Сейчас
Эбби
Мое сердце бешено колотилось, когда я захлопнула дневник Сары. Все, что я хотела знать, когда начала тайком заглядывать в ее личную жизнь, — это испытывает ли она какие-либо чувства к Заку. И несмотря на то, что за несколько недель стало ясно, что нет, я не могла остановить свое любопытство, мне хотелось читать ее каракули, как наркоману, который не может обойтись без мыльной оперы. Но это? Она спала с Брайаном в нашем доме? Я не хотела это читать.
Мне захотелось ударить себя по глупому лицу за то, что я опустилась до такого низкого уровня в отношениях с Сарой. В отношениях? Бросьте. Мы почти не разговаривали друг с другом, а вместо этого танцевали вокруг, как боксеры с поднятой защитой, ожидая удара противника.

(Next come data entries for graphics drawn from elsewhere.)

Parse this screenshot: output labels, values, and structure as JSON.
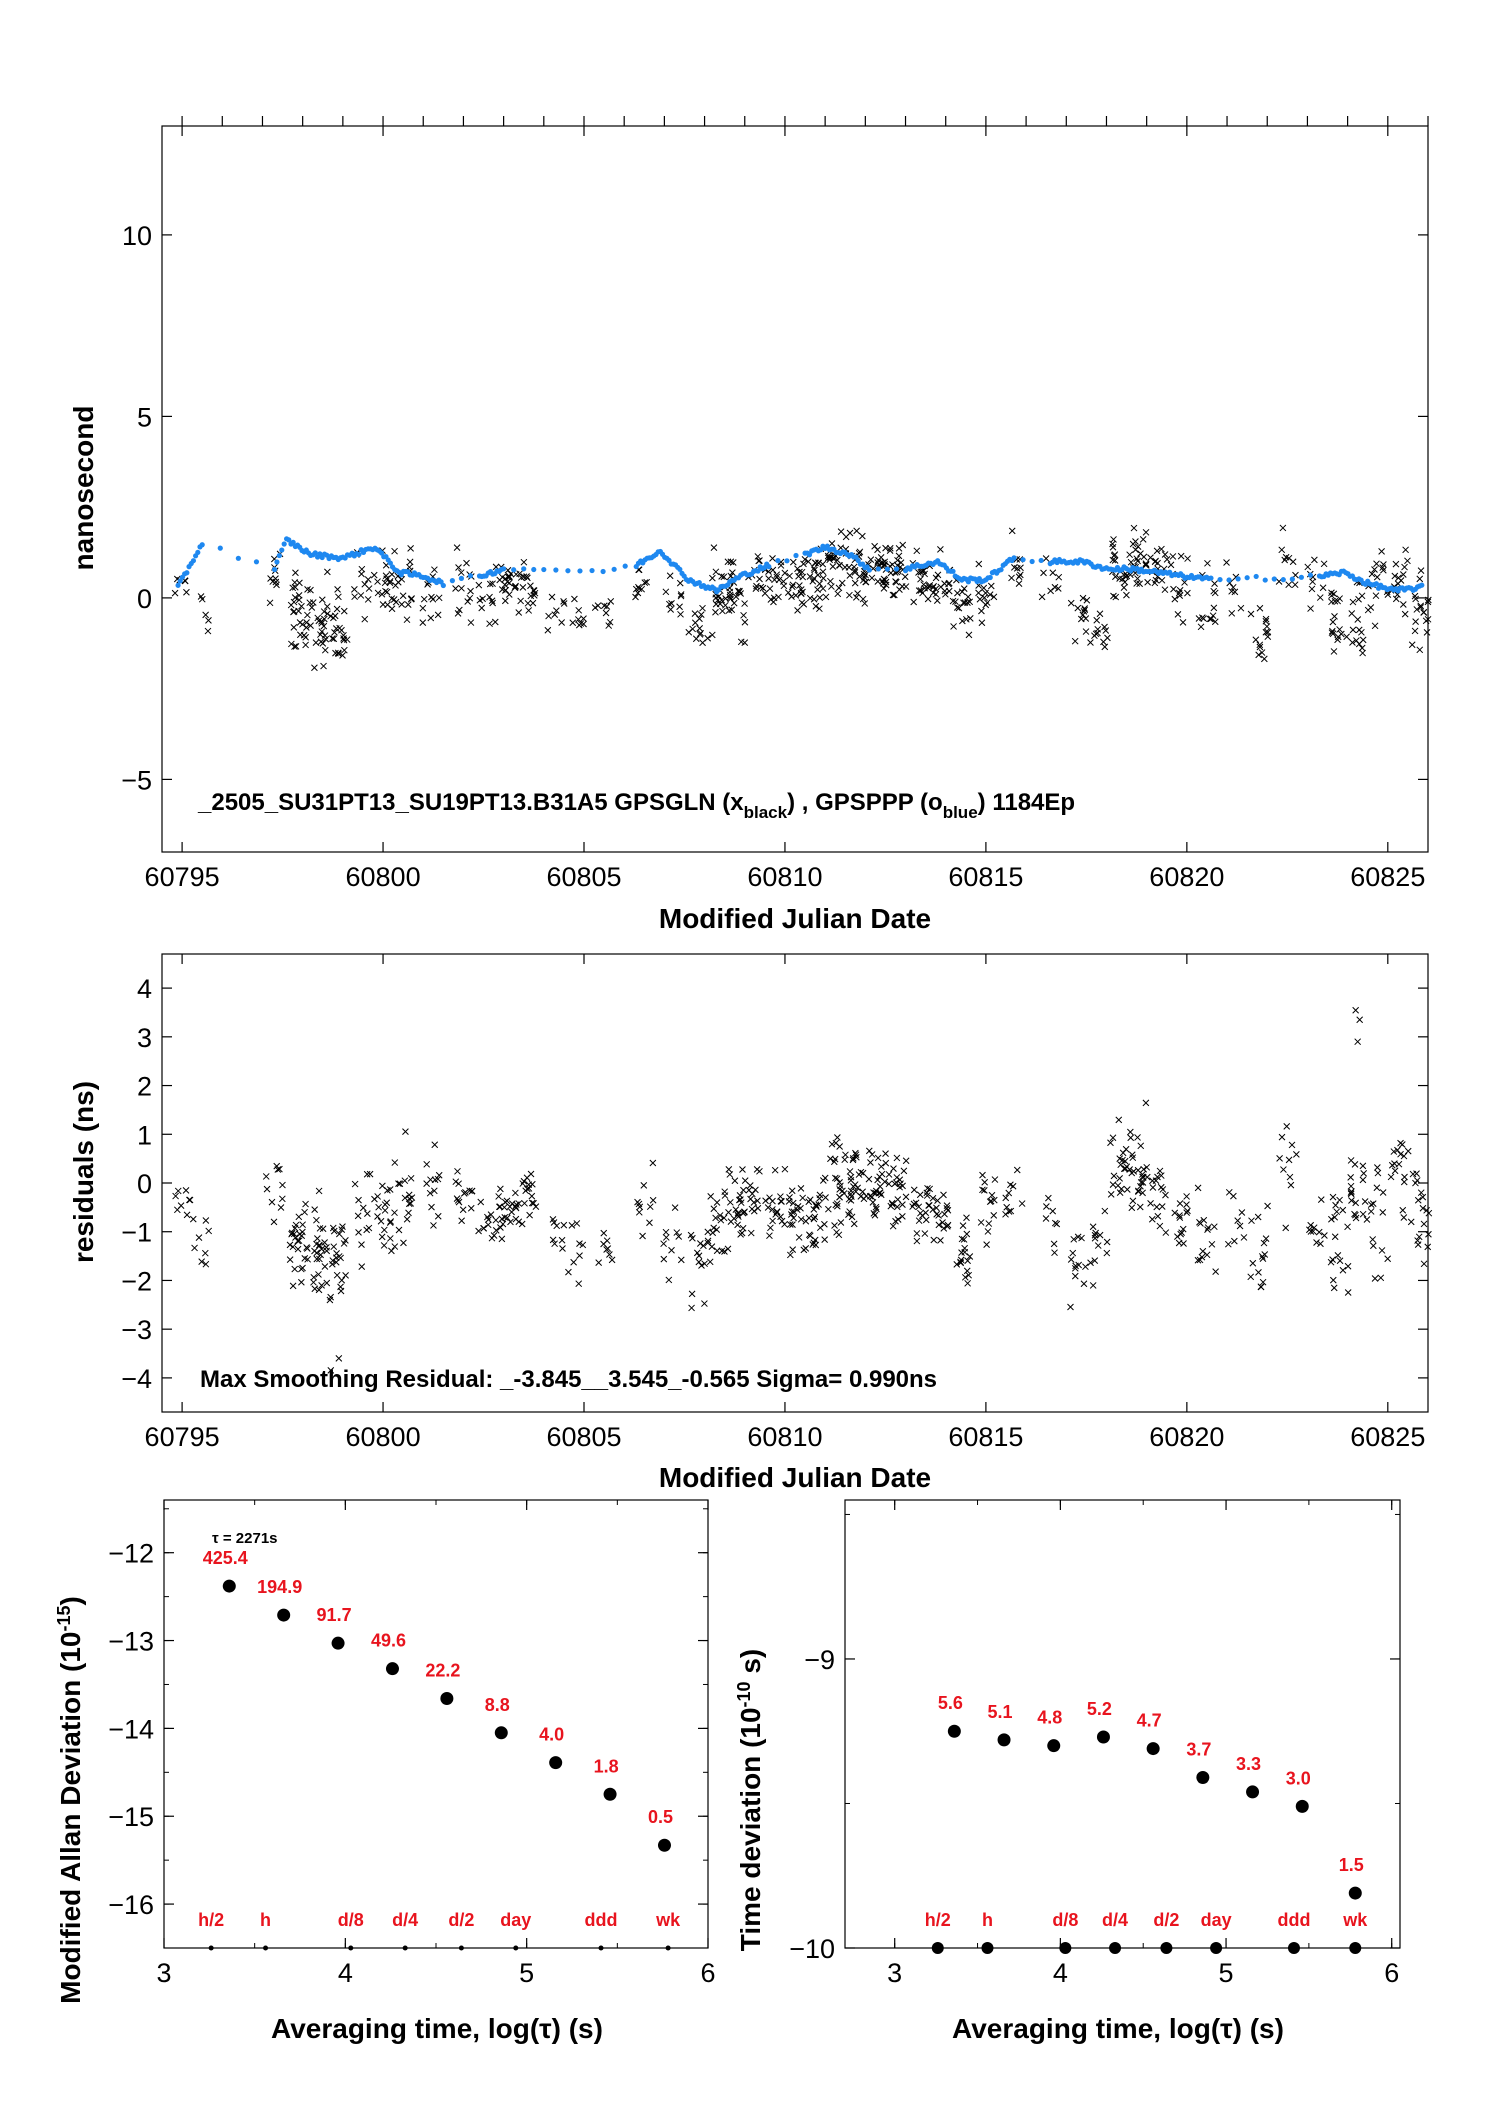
{
  "colors": {
    "black_series": "#000000",
    "blue_series": "#1e88f0",
    "label_red": "#e8141e"
  },
  "chart_data": [
    {
      "id": "timeseries",
      "type": "scatter",
      "xlabel": "Modified Julian Date",
      "ylabel": "nanosecond",
      "xlim": [
        60794.5,
        60826
      ],
      "ylim": [
        -7,
        13
      ],
      "x_ticks": [
        60795,
        60800,
        60805,
        60810,
        60815,
        60820,
        60825
      ],
      "y_ticks": [
        -5,
        0,
        5,
        10
      ],
      "annotation": {
        "prefix": "_2505_SU31PT13_SU19PT13.B31A5     GPSGLN (x",
        "sub1": "black",
        "mid": ") ,  GPSPPP (o",
        "sub2": "blue",
        "suffix": ")  1184Ep"
      },
      "series": [
        {
          "marker": "x",
          "color": "#000000",
          "clusters": [
            [
              60795.0,
              0.2,
              0.5,
              6
            ],
            [
              60795.5,
              -0.3,
              0.7,
              5
            ],
            [
              60797.3,
              0.6,
              0.9,
              10
            ],
            [
              60797.9,
              -0.5,
              1.0,
              28
            ],
            [
              60798.4,
              -0.6,
              1.1,
              26
            ],
            [
              60798.9,
              -0.9,
              1.0,
              22
            ],
            [
              60799.5,
              0.5,
              1.0,
              12
            ],
            [
              60800.0,
              0.2,
              0.9,
              18
            ],
            [
              60800.5,
              0.4,
              1.1,
              18
            ],
            [
              60801.2,
              0.2,
              0.8,
              12
            ],
            [
              60802.0,
              0.4,
              0.9,
              14
            ],
            [
              60802.6,
              0.1,
              0.7,
              12
            ],
            [
              60803.1,
              0.4,
              0.6,
              22
            ],
            [
              60803.6,
              0.2,
              0.7,
              18
            ],
            [
              60804.3,
              -0.3,
              0.5,
              8
            ],
            [
              60804.8,
              -0.4,
              0.6,
              8
            ],
            [
              60805.5,
              -0.4,
              0.5,
              8
            ],
            [
              60806.5,
              0.5,
              0.6,
              10
            ],
            [
              60807.2,
              0.0,
              0.7,
              10
            ],
            [
              60807.8,
              -0.8,
              0.8,
              12
            ],
            [
              60808.3,
              0.0,
              1.0,
              20
            ],
            [
              60808.8,
              0.1,
              1.0,
              26
            ],
            [
              60809.3,
              0.7,
              0.7,
              14
            ],
            [
              60809.8,
              0.6,
              0.8,
              18
            ],
            [
              60810.3,
              0.3,
              0.8,
              22
            ],
            [
              60810.8,
              0.6,
              0.8,
              24
            ],
            [
              60811.3,
              0.9,
              0.9,
              26
            ],
            [
              60811.8,
              0.8,
              0.9,
              28
            ],
            [
              60812.3,
              0.8,
              0.8,
              26
            ],
            [
              60812.8,
              0.6,
              0.7,
              24
            ],
            [
              60813.4,
              0.4,
              0.7,
              20
            ],
            [
              60813.9,
              0.3,
              0.8,
              18
            ],
            [
              60814.4,
              -0.4,
              0.8,
              18
            ],
            [
              60815.0,
              0.3,
              0.9,
              14
            ],
            [
              60815.7,
              0.8,
              0.8,
              10
            ],
            [
              60816.6,
              0.6,
              0.7,
              8
            ],
            [
              60817.3,
              -0.4,
              0.8,
              12
            ],
            [
              60817.8,
              -0.7,
              0.8,
              12
            ],
            [
              60818.3,
              0.8,
              0.8,
              20
            ],
            [
              60818.8,
              1.0,
              0.8,
              26
            ],
            [
              60819.3,
              0.8,
              0.8,
              16
            ],
            [
              60819.8,
              0.3,
              0.8,
              14
            ],
            [
              60820.5,
              -0.2,
              0.9,
              14
            ],
            [
              60821.2,
              0.2,
              0.6,
              8
            ],
            [
              60821.8,
              -1.0,
              0.9,
              14
            ],
            [
              60822.5,
              1.0,
              0.8,
              10
            ],
            [
              60823.2,
              0.5,
              0.8,
              10
            ],
            [
              60823.8,
              -0.6,
              1.0,
              18
            ],
            [
              60824.3,
              -0.5,
              1.0,
              18
            ],
            [
              60824.8,
              0.2,
              1.0,
              14
            ],
            [
              60825.3,
              0.5,
              0.9,
              16
            ],
            [
              60825.8,
              -0.2,
              1.0,
              18
            ]
          ]
        },
        {
          "marker": "o",
          "color": "#1e88f0",
          "trend": [
            [
              60794.9,
              0.3
            ],
            [
              60795.5,
              1.5
            ],
            [
              60797.3,
              0.8
            ],
            [
              60797.6,
              1.6
            ],
            [
              60798.2,
              1.2
            ],
            [
              60799.0,
              1.1
            ],
            [
              60799.8,
              1.4
            ],
            [
              60800.4,
              0.7
            ],
            [
              60801.0,
              0.6
            ],
            [
              60801.5,
              0.4
            ],
            [
              60802.4,
              0.6
            ],
            [
              60803.0,
              0.8
            ],
            [
              60804.0,
              0.8
            ],
            [
              60805.2,
              0.7
            ],
            [
              60806.3,
              0.9
            ],
            [
              60806.9,
              1.3
            ],
            [
              60807.6,
              0.5
            ],
            [
              60808.3,
              0.2
            ],
            [
              60808.9,
              0.6
            ],
            [
              60809.6,
              0.9
            ],
            [
              60810.5,
              1.2
            ],
            [
              60811.0,
              1.4
            ],
            [
              60811.6,
              1.2
            ],
            [
              60812.1,
              0.8
            ],
            [
              60813.0,
              0.8
            ],
            [
              60813.8,
              1.0
            ],
            [
              60814.4,
              0.5
            ],
            [
              60815.0,
              0.5
            ],
            [
              60815.7,
              1.1
            ],
            [
              60816.6,
              1.0
            ],
            [
              60817.4,
              1.0
            ],
            [
              60818.0,
              0.8
            ],
            [
              60818.6,
              0.8
            ],
            [
              60819.3,
              0.7
            ],
            [
              60819.9,
              0.6
            ],
            [
              60820.6,
              0.5
            ],
            [
              60821.5,
              0.6
            ],
            [
              60822.4,
              0.5
            ],
            [
              60823.3,
              0.6
            ],
            [
              60823.9,
              0.7
            ],
            [
              60824.5,
              0.4
            ],
            [
              60825.2,
              0.2
            ],
            [
              60825.9,
              0.3
            ]
          ]
        }
      ]
    },
    {
      "id": "residuals",
      "type": "scatter",
      "xlabel": "Modified Julian Date",
      "ylabel": "residuals (ns)",
      "xlim": [
        60794.5,
        60826
      ],
      "ylim": [
        -4.7,
        4.7
      ],
      "x_ticks": [
        60795,
        60800,
        60805,
        60810,
        60815,
        60820,
        60825
      ],
      "y_ticks": [
        -4,
        -3,
        -2,
        -1,
        0,
        1,
        2,
        3,
        4
      ],
      "annotation": "Max Smoothing Residual: _-3.845__3.545_-0.565  Sigma= 0.990ns",
      "series": [
        {
          "marker": "x",
          "color": "#000000",
          "clusters": [
            [
              60795.0,
              -0.3,
              0.6,
              8
            ],
            [
              60795.5,
              -1.2,
              0.9,
              8
            ],
            [
              60797.3,
              0.0,
              1.0,
              10
            ],
            [
              60797.9,
              -1.2,
              0.9,
              28
            ],
            [
              60798.4,
              -1.5,
              1.0,
              26
            ],
            [
              60798.9,
              -1.6,
              1.1,
              22
            ],
            [
              60799.5,
              -0.5,
              0.9,
              12
            ],
            [
              60800.0,
              -0.6,
              0.8,
              18
            ],
            [
              60800.5,
              -0.3,
              1.0,
              18
            ],
            [
              60801.2,
              0.0,
              0.8,
              12
            ],
            [
              60802.0,
              -0.3,
              0.8,
              14
            ],
            [
              60802.6,
              -0.7,
              0.6,
              12
            ],
            [
              60803.1,
              -0.5,
              0.6,
              22
            ],
            [
              60803.6,
              -0.2,
              0.7,
              18
            ],
            [
              60804.3,
              -1.2,
              0.5,
              8
            ],
            [
              60804.8,
              -1.4,
              0.6,
              8
            ],
            [
              60805.5,
              -1.4,
              0.5,
              8
            ],
            [
              60806.5,
              -0.5,
              0.6,
              10
            ],
            [
              60807.2,
              -1.2,
              0.7,
              10
            ],
            [
              60807.8,
              -1.5,
              0.8,
              12
            ],
            [
              60808.3,
              -0.8,
              1.0,
              20
            ],
            [
              60808.8,
              -0.6,
              1.0,
              26
            ],
            [
              60809.3,
              -0.2,
              0.7,
              14
            ],
            [
              60809.8,
              -0.6,
              0.8,
              18
            ],
            [
              60810.3,
              -0.8,
              0.8,
              22
            ],
            [
              60810.8,
              -0.4,
              0.8,
              24
            ],
            [
              60811.3,
              0.0,
              0.9,
              26
            ],
            [
              60811.8,
              0.1,
              0.9,
              28
            ],
            [
              60812.3,
              0.0,
              0.8,
              26
            ],
            [
              60812.8,
              -0.2,
              0.7,
              24
            ],
            [
              60813.4,
              -0.4,
              0.7,
              20
            ],
            [
              60813.9,
              -0.8,
              0.8,
              18
            ],
            [
              60814.4,
              -1.4,
              0.8,
              18
            ],
            [
              60815.0,
              -0.6,
              0.9,
              14
            ],
            [
              60815.7,
              -0.4,
              0.8,
              10
            ],
            [
              60816.6,
              -0.8,
              0.7,
              8
            ],
            [
              60817.3,
              -1.8,
              0.8,
              12
            ],
            [
              60817.8,
              -1.4,
              0.8,
              12
            ],
            [
              60818.3,
              0.2,
              0.8,
              20
            ],
            [
              60818.8,
              0.4,
              0.8,
              26
            ],
            [
              60819.3,
              -0.4,
              0.8,
              16
            ],
            [
              60819.8,
              -0.8,
              0.8,
              14
            ],
            [
              60820.5,
              -1.2,
              0.9,
              14
            ],
            [
              60821.2,
              -0.8,
              0.6,
              8
            ],
            [
              60821.8,
              -1.5,
              0.9,
              14
            ],
            [
              60822.5,
              0.4,
              0.8,
              10
            ],
            [
              60823.2,
              -0.7,
              0.8,
              10
            ],
            [
              60823.8,
              -1.2,
              1.0,
              18
            ],
            [
              60824.3,
              -0.2,
              1.0,
              18
            ],
            [
              60824.8,
              -0.9,
              1.0,
              14
            ],
            [
              60825.3,
              0.3,
              0.9,
              16
            ],
            [
              60825.8,
              -0.6,
              1.0,
              18
            ]
          ],
          "extremes": [
            [
              60824.2,
              3.545
            ],
            [
              60824.3,
              3.35
            ],
            [
              60824.25,
              2.9
            ],
            [
              60798.7,
              -3.845
            ],
            [
              60798.9,
              -3.6
            ]
          ]
        }
      ]
    },
    {
      "id": "mdev",
      "type": "scatter",
      "xlabel": "Averaging time, log(τ) (s)",
      "ylabel_main": "Modified Allan Deviation (10",
      "ylabel_sup": "-15",
      "ylabel_end": ")",
      "tau_note": "τ = 2271s",
      "xlim": [
        3,
        6
      ],
      "ylim": [
        -16.5,
        -11.4
      ],
      "x_ticks": [
        3,
        4,
        5,
        6
      ],
      "y_ticks": [
        -16,
        -15,
        -14,
        -13,
        -12
      ],
      "x": [
        3.36,
        3.66,
        3.96,
        4.26,
        4.56,
        4.86,
        5.16,
        5.46,
        5.76
      ],
      "values": [
        -12.38,
        -12.71,
        -13.03,
        -13.32,
        -13.66,
        -14.05,
        -14.39,
        -14.75,
        -15.33
      ],
      "point_labels": [
        "425.4",
        "194.9",
        "91.7",
        "49.6",
        "22.2",
        "8.8",
        "4.0",
        "1.8",
        "0.5"
      ],
      "markers": [
        {
          "label": "h/2",
          "x": 3.26
        },
        {
          "label": "h",
          "x": 3.56
        },
        {
          "label": "d/8",
          "x": 4.03
        },
        {
          "label": "d/4",
          "x": 4.33
        },
        {
          "label": "d/2",
          "x": 4.64
        },
        {
          "label": "day",
          "x": 4.94
        },
        {
          "label": "ddd",
          "x": 5.41
        },
        {
          "label": "wk",
          "x": 5.78
        }
      ]
    },
    {
      "id": "tdev",
      "type": "scatter",
      "xlabel": "Averaging time, log(τ) (s)",
      "ylabel_main": "Time deviation (10",
      "ylabel_sup": "-10",
      "ylabel_end": " s)",
      "xlim": [
        2.7,
        6.05
      ],
      "ylim": [
        -10,
        -8.45
      ],
      "x_ticks": [
        3,
        4,
        5,
        6
      ],
      "y_ticks": [
        -10,
        -9
      ],
      "x": [
        3.36,
        3.66,
        3.96,
        4.26,
        4.56,
        4.86,
        5.16,
        5.46,
        5.78
      ],
      "values": [
        -9.25,
        -9.28,
        -9.3,
        -9.27,
        -9.31,
        -9.41,
        -9.46,
        -9.51,
        -9.81
      ],
      "point_labels": [
        "5.6",
        "5.1",
        "4.8",
        "5.2",
        "4.7",
        "3.7",
        "3.3",
        "3.0",
        "1.5"
      ],
      "markers": [
        {
          "label": "h/2",
          "x": 3.26
        },
        {
          "label": "h",
          "x": 3.56
        },
        {
          "label": "d/8",
          "x": 4.03
        },
        {
          "label": "d/4",
          "x": 4.33
        },
        {
          "label": "d/2",
          "x": 4.64
        },
        {
          "label": "day",
          "x": 4.94
        },
        {
          "label": "ddd",
          "x": 5.41
        },
        {
          "label": "wk",
          "x": 5.78
        }
      ]
    }
  ]
}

А теперь она занималась сексом со своим парнем в нашем доме, и мне приходилось делать вид, что я ничего не знаю. Беременность меня не слишком волновала, они явно поступали разумно, а обильные циклы означали, что она уже год принимает противозачаточные. Но как она себя чувствовала? Мне нужно поговорить с ней. Она встречалась с Брайаном несколько дней назад — но как я могла спросить дочь, не вызвав подозрений, что рылась в ее вещах?
В последнюю неделю я очень беспокоилась о том, как Сара справится с жизнью без Нэйта. Теперь переживала, как буду жить без нее, ведь, когда дочь узнает, что я сделала, она точно не захочет оставаться со мной.
В среду вечером мы с Лиамом обсуждали, как нам вырваться из нашей нынешней жизни.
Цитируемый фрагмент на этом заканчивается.